FLYDUBAI, Dubai’s innovative low-cost airline, has announced remarkable growth figures ahead of its inaugural flight celebrations to Malé, the capital of Maldives.
The latest figures from Dubai International Airport reveal that passenger traffic from the CIS and Russia increased by 34 per cent in Q3 2012 compared to the same period in 2011, in large part due to flydubai’s on-going expansion in this region.
Anita Mehra, vice president – marketing and corporate communications, Dubai Airports said: “flydubai’s growth, particularly within Russia and the CIS, has provided a tremendous boost to passenger traffic through linking Dubai to many cities in this region for the first time. The airline has played a key part in ensuring that passenger traffic at Dubai International is likely to have surpassed the projected target of 56.5 million passengers for the year as the world’s fourth busiest hub for international passengers achieved another month of double digit growth last November.”
“The airline’s new Malé route will attract passengers from across the flydubai network, in particular those from the CIS, CEE and GCC. Dubai’s geographic advantages as a gateway between east and west, its established reputation as a popular year-round tourist destination, a financial centre and logistics hub, makes affordable travel across the airline’s route network accessible,” said Ghaith Al Ghaith, CEO, flydubai.
More than 40 per cent of flydubai’s route development in 2012 concentrated on CEE and CIS cementing the airline’s commitment to expansion and connectivity.
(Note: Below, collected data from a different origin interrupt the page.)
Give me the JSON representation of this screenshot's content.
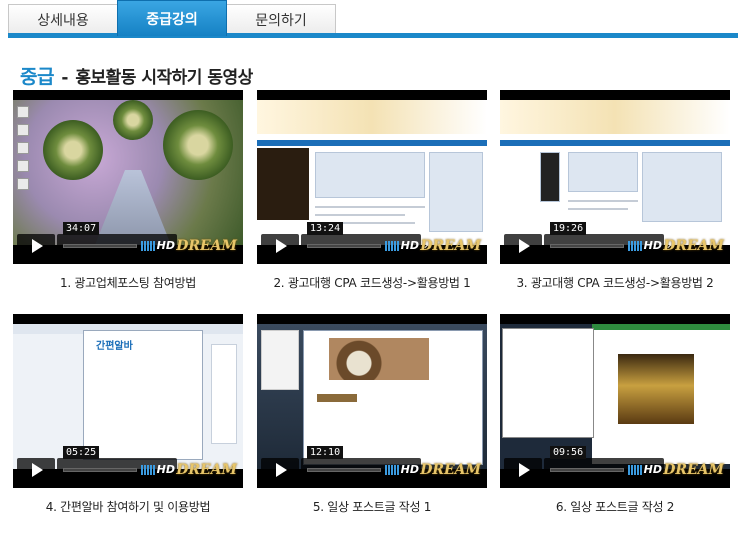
{
  "tabs": [
    {
      "label": "상세내용"
    },
    {
      "label": "중급강의"
    },
    {
      "label": "문의하기"
    }
  ],
  "heading": {
    "level": "중급",
    "dash": "-",
    "title": "홍보활동 시작하기 동영상"
  },
  "videos": [
    {
      "caption": "1. 광고업체포스팅 참여방법",
      "duration": "34:07"
    },
    {
      "caption": "2. 광고대행 CPA 코드생성->활용방법 1",
      "duration": "13:24"
    },
    {
      "caption": "3. 광고대행 CPA 코드생성->활용방법 2",
      "duration": "19:26"
    },
    {
      "caption": "4. 간편알바 참여하기 및 이용방법",
      "duration": "05:25"
    },
    {
      "caption": "5. 일상 포스트글 작성 1",
      "duration": "12:10"
    },
    {
      "caption": "6. 일상 포스트글 작성 2",
      "duration": "09:56"
    }
  ],
  "player": {
    "hd_label": "HD",
    "brand": "DREAM",
    "fullscreen_icon": "fullscreen-icon"
  },
  "ui4": {
    "brand": "간편알바"
  },
  "colors": {
    "accent": "#1b88c9",
    "active_tab": "#1b88c9"
  }
}
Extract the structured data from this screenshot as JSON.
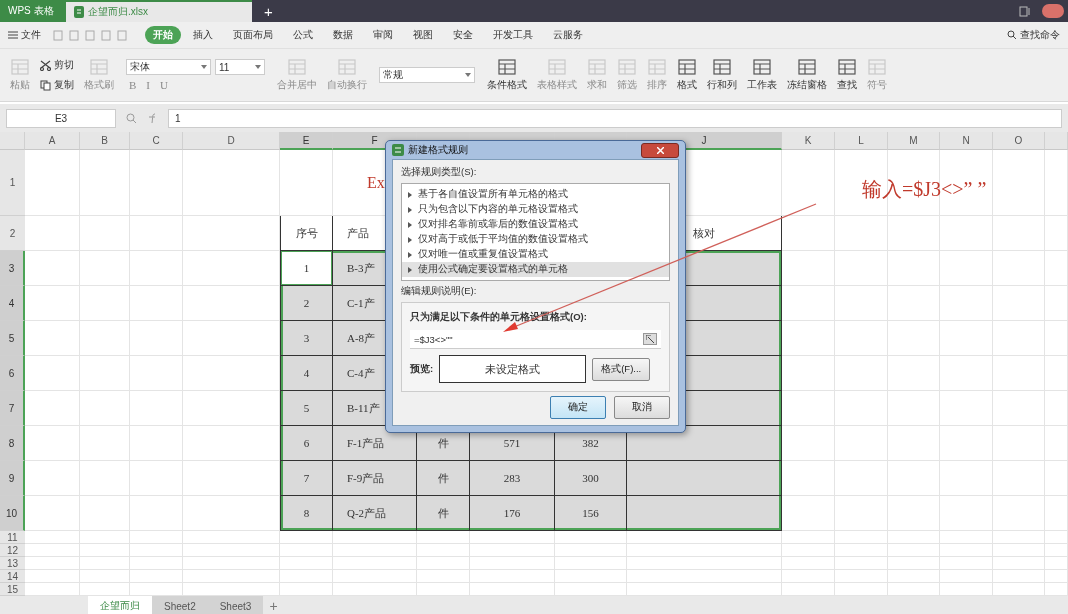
{
  "title_bar": {
    "tabs": [
      {
        "label": "WPS 表格",
        "kind": "app",
        "selected": false
      },
      {
        "label": "企望而归.xlsx",
        "kind": "document",
        "selected": true
      }
    ],
    "new_tab": "+"
  },
  "menu": {
    "file": "文件",
    "tabs": [
      {
        "label": "开始",
        "selected": true
      },
      {
        "label": "插入",
        "selected": false
      },
      {
        "label": "页面布局",
        "selected": false
      },
      {
        "label": "公式",
        "selected": false
      },
      {
        "label": "数据",
        "selected": false
      },
      {
        "label": "审阅",
        "selected": false
      },
      {
        "label": "视图",
        "selected": false
      },
      {
        "label": "安全",
        "selected": false
      },
      {
        "label": "开发工具",
        "selected": false
      },
      {
        "label": "云服务",
        "selected": false
      }
    ],
    "search": "查找命令"
  },
  "ribbon": [
    {
      "kind": "large",
      "label": "粘贴",
      "disabled": true
    },
    {
      "kind": "stack",
      "items": [
        {
          "label": "剪切",
          "disabled": false
        },
        {
          "label": "复制",
          "disabled": false
        }
      ]
    },
    {
      "kind": "large",
      "label": "格式刷",
      "disabled": true
    },
    {
      "kind": "font",
      "font": "宋体",
      "size": "11",
      "styles": [
        {
          "label": "B",
          "disabled": true
        },
        {
          "label": "I",
          "disabled": true
        },
        {
          "label": "U",
          "disabled": true
        }
      ]
    },
    {
      "kind": "large",
      "label": "合并居中",
      "disabled": true
    },
    {
      "kind": "large",
      "label": "自动换行",
      "disabled": true
    },
    {
      "kind": "number",
      "value": "常规"
    },
    {
      "kind": "large",
      "label": "条件格式",
      "disabled": false
    },
    {
      "kind": "large",
      "label": "表格样式",
      "disabled": true
    },
    {
      "kind": "large",
      "label": "求和",
      "disabled": true
    },
    {
      "kind": "large",
      "label": "筛选",
      "disabled": true
    },
    {
      "kind": "large",
      "label": "排序",
      "disabled": true
    },
    {
      "kind": "large",
      "label": "格式",
      "disabled": false
    },
    {
      "kind": "large",
      "label": "行和列",
      "disabled": false
    },
    {
      "kind": "large",
      "label": "工作表",
      "disabled": false
    },
    {
      "kind": "large",
      "label": "冻结窗格",
      "disabled": false
    },
    {
      "kind": "large",
      "label": "查找",
      "disabled": false
    },
    {
      "kind": "large",
      "label": "符号",
      "disabled": true
    }
  ],
  "formula_bar": {
    "name_box": "E3",
    "formula": "1"
  },
  "columns": [
    {
      "label": "A",
      "selected": false
    },
    {
      "label": "B",
      "selected": false
    },
    {
      "label": "C",
      "selected": false
    },
    {
      "label": "D",
      "selected": false
    },
    {
      "label": "E",
      "selected": true
    },
    {
      "label": "F",
      "selected": true
    },
    {
      "selected": true
    },
    {
      "selected": true
    },
    {
      "selected": true
    },
    {
      "label": "J",
      "selected": true
    },
    {
      "label": "K",
      "selected": false
    },
    {
      "label": "L",
      "selected": false
    },
    {
      "label": "M",
      "selected": false
    },
    {
      "label": "N",
      "selected": false
    },
    {
      "label": "O",
      "selected": false
    }
  ],
  "rows": [
    {
      "label": "1",
      "selected": false,
      "bordered": false,
      "cells": [
        null,
        null,
        null,
        null,
        null,
        {
          "text": "Ex",
          "kind": "title",
          "active": false
        }
      ]
    },
    {
      "label": "2",
      "selected": false,
      "bordered": true,
      "cells": [
        null,
        null,
        null,
        null,
        {
          "text": "序号",
          "kind": "header",
          "active": false
        },
        {
          "text": "产品",
          "kind": "header",
          "active": false
        },
        null,
        null,
        null,
        {
          "text": "核对",
          "kind": "header",
          "active": false
        }
      ]
    },
    {
      "label": "3",
      "selected": true,
      "bordered": true,
      "cells": [
        null,
        null,
        null,
        null,
        {
          "text": "1",
          "kind": "data",
          "active": true
        },
        {
          "text": "B-3产",
          "kind": "data",
          "active": false
        }
      ]
    },
    {
      "label": "4",
      "selected": true,
      "bordered": true,
      "cells": [
        null,
        null,
        null,
        null,
        {
          "text": "2",
          "kind": "data",
          "active": false
        },
        {
          "text": "C-1产",
          "kind": "data",
          "active": false
        }
      ]
    },
    {
      "label": "5",
      "selected": true,
      "bordered": true,
      "cells": [
        null,
        null,
        null,
        null,
        {
          "text": "3",
          "kind": "data",
          "active": false
        },
        {
          "text": "A-8产",
          "kind": "data",
          "active": false
        }
      ]
    },
    {
      "label": "6",
      "selected": true,
      "bordered": true,
      "cells": [
        null,
        null,
        null,
        null,
        {
          "text": "4",
          "kind": "data",
          "active": false
        },
        {
          "text": "C-4产",
          "kind": "data",
          "active": false
        }
      ]
    },
    {
      "label": "7",
      "selected": true,
      "bordered": true,
      "cells": [
        null,
        null,
        null,
        null,
        {
          "text": "5",
          "kind": "data",
          "active": false
        },
        {
          "text": "B-11产",
          "kind": "data",
          "active": false
        }
      ]
    },
    {
      "label": "8",
      "selected": true,
      "bordered": true,
      "cells": [
        null,
        null,
        null,
        null,
        {
          "text": "6",
          "kind": "data",
          "active": false
        },
        {
          "text": "F-1产品",
          "kind": "data",
          "active": false
        },
        {
          "text": "件",
          "kind": "data",
          "active": false
        },
        {
          "text": "571",
          "kind": "data",
          "active": false
        },
        {
          "text": "382",
          "kind": "data",
          "active": false
        }
      ]
    },
    {
      "label": "9",
      "selected": true,
      "bordered": true,
      "cells": [
        null,
        null,
        null,
        null,
        {
          "text": "7",
          "kind": "data",
          "active": false
        },
        {
          "text": "F-9产品",
          "kind": "data",
          "active": false
        },
        {
          "text": "件",
          "kind": "data",
          "active": false
        },
        {
          "text": "283",
          "kind": "data",
          "active": false
        },
        {
          "text": "300",
          "kind": "data",
          "active": false
        }
      ]
    },
    {
      "label": "10",
      "selected": true,
      "bordered": true,
      "cells": [
        null,
        null,
        null,
        null,
        {
          "text": "8",
          "kind": "data",
          "active": false
        },
        {
          "text": "Q-2产品",
          "kind": "data",
          "active": false
        },
        {
          "text": "件",
          "kind": "data",
          "active": false
        },
        {
          "text": "176",
          "kind": "data",
          "active": false
        },
        {
          "text": "156",
          "kind": "data",
          "active": false
        }
      ]
    },
    {
      "label": "11",
      "selected": false,
      "bordered": false,
      "cells": []
    },
    {
      "label": "12",
      "selected": false,
      "bordered": false,
      "cells": []
    },
    {
      "label": "13",
      "selected": false,
      "bordered": false,
      "cells": []
    },
    {
      "label": "14",
      "selected": false,
      "bordered": false,
      "cells": []
    },
    {
      "label": "15",
      "selected": false,
      "bordered": false,
      "cells": []
    }
  ],
  "sheet_tabs": [
    {
      "label": "企望而归",
      "selected": true
    },
    {
      "label": "Sheet2",
      "selected": false
    },
    {
      "label": "Sheet3",
      "selected": false
    }
  ],
  "add_sheet": "+",
  "annotation": "输入=$J3<>” ”",
  "dialog": {
    "title": "新建格式规则",
    "rule_type_label": "选择规则类型(S):",
    "rule_types": [
      {
        "label": "基于各自值设置所有单元格的格式",
        "selected": false
      },
      {
        "label": "只为包含以下内容的单元格设置格式",
        "selected": false
      },
      {
        "label": "仅对排名靠前或靠后的数值设置格式",
        "selected": false
      },
      {
        "label": "仅对高于或低于平均值的数值设置格式",
        "selected": false
      },
      {
        "label": "仅对唯一值或重复值设置格式",
        "selected": false
      },
      {
        "label": "使用公式确定要设置格式的单元格",
        "selected": true
      }
    ],
    "edit_label": "编辑规则说明(E):",
    "condition_label": "只为满足以下条件的单元格设置格式(O):",
    "formula": "=$J3<>\"\"",
    "preview_label": "预览:",
    "preview_text": "未设定格式",
    "format_button": "格式(F)...",
    "buttons": [
      {
        "label": "确定",
        "default": true
      },
      {
        "label": "取消",
        "default": false
      }
    ]
  }
}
The airline now operates to 16 destinations in the region including Armenia, Azerbaijan, Georgia, Kyrgyzstan, Macedonia, Romania, Russia, Serbia, Turkmenistan and Ukraine.
flydubai’s GCC network is also the largest of all Middle Eastern carriers, with 265 flights per week to Bahrain, Kuwait, Oman, Qatar and Saudi Arabia.
Now the second-largest airline operating out of Dubai International Airport, flydubai’s impressive year-on-year growth figures have been driven by its rapidly expanding network and fleet. New figures highlighting its remarkable development include:
285 per cent growth in passenger numbers from the CIS and CEE markets in 2012 compared to 2011, plus a 114 per cent increase in the number of flights over the same period. 65 per cent growth in passenger numbers from the GCC in 2012 compared to 2011, and a 36 per cent growth in the number of flights over the same period.
flydubai’s CEO, further added: “Our vision has always been to open up new markets and give more people the opportunity to travel affordably, granting them direct access to Dubai’s commercial and tourism opportunities, as well as the chance to explore beyond Dubai an array of exciting destinations on our network. The UAE’s encouraging environment has definitely been the key to the success of our vision. We would not have been able to become the world’s fastest start-up airline, if it hadn’t been to one of the fastest growing cities in the region, and possibly the world.”
flydubai operates a growing fleet of 28 Boeing 737-800 aircraft, to cater to increasing demand from both the business and leisure passengers across its route map.